St Ffinan's is used for worship by the Church in Wales. It is one of eight churches in a combined parish called Bro Cadwaladr. It is within the deanery of Synod Ynys Môn, the archdeaconry of Bangor and the Diocese of Bangor. As of 2016, the vicar was Emlyn Williams. Williams was appointed in 2007; before that, the position had been vacant for 20 years while the Church in Wales attempted to fill it.

John Jones, who was the Dean of Bangor Cathedral from 1689 to 1727, was also rector of St Ffinan's during that time, as it was one of the benefices attached to the deanery. Jones is commememorated by a stone tablet on the wall of St Mary's Church, Pentraeth, also in Anglesey. The antiquarian Nicholas Owen was perpetual curate here from 1790 until he died in 1811; he is buried at the St Tyfrydog's Church, Llandyfrydog, Anglesey.

==Architecture and fittings==
The church is small and rectangular, built from the stone with a slate roof; there is a bellcote at the west end of the roof. There is no internal structural division between the nave and the chancel. The style is Romanesque revival. There is a round-headed window in each of the three bays of the church, and a three-part window in the chancel. The doorway at the west end has small windows on either side, and a window above; a stone slab between the upper window and the doorway has "1841" upon it. Stained glass has been inserted into the windows in memory of parishioners.

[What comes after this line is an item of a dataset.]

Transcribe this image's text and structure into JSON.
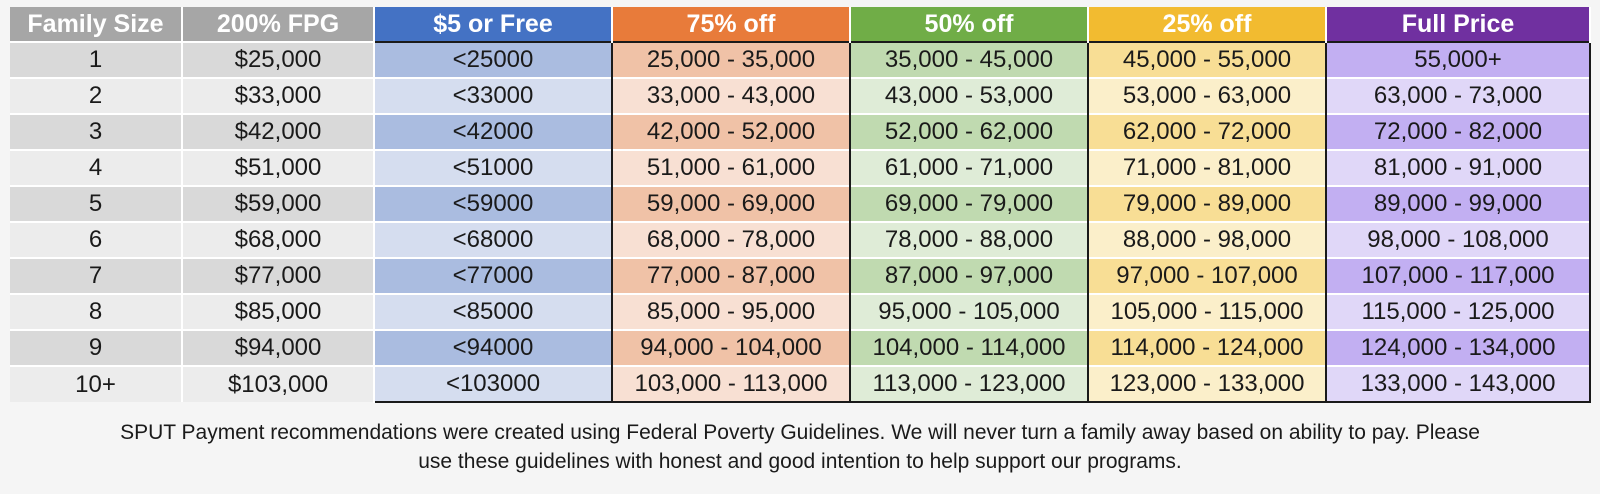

A survey in 1937 by the Royal Commission on Ancient and Historical Monuments in Wales and Monmouthshire noted several items that had been preserved from the old church. The circular font, made of gritstone, dates from the 12th century; it has a "very crude interlacing strap ornament", and has been fitted upon a more modern base. There are two memorials from the 18th century, one dated 1705 to "Iohn Lloyd of Hirdre Faig" and one dated 1764 to "Hugh, son of Richard Hugh of Ty-hen". The churchyard contains one Commonwealth war grave from the First World War, of Private Evan Oswald Thomas, a Royal Welsh Fusiliers soldier from Talwrn.

==Assessment==
St Ffinan's has national recognition and statutory protection from alteration as it has been designated as a Grade II listed building – the lowest of the three grades of listing, designating "buildings of special interest, which warrant every effort being made to preserve them". It was given this status on 30 January 1968 and has been listed because it is considered to be "a good essay in a simple Romanesque revival style". Cadw (the Welsh Government body responsible for the built heritage of Wales and the inclusion of Welsh buildings on the statutory lists) describes it as "a small rural church".

Samuel Lewis said that the new church was "a plain structure in the old English style, with strong buttresses, which have a good effect, being so well suited to the exposed situation of the building." Writing in 1846, the priest and antiquarian Harry Longueville Jones said that the church, "a modern erection of the Pseudo-Norman style", stood in "a highly picturesque situation." He said that the cross at the east end of the roof came from the old church.

A 2009 guide to the buildings of the region describes the 1841 rebuilding work as "rectangular and harsh". A 2006 guide to the churches of Anglesey says that it is "a good example of the small rural church", set in a "well-maintained churchyard". It also notes that its style "is quite different from most Anglesey churches".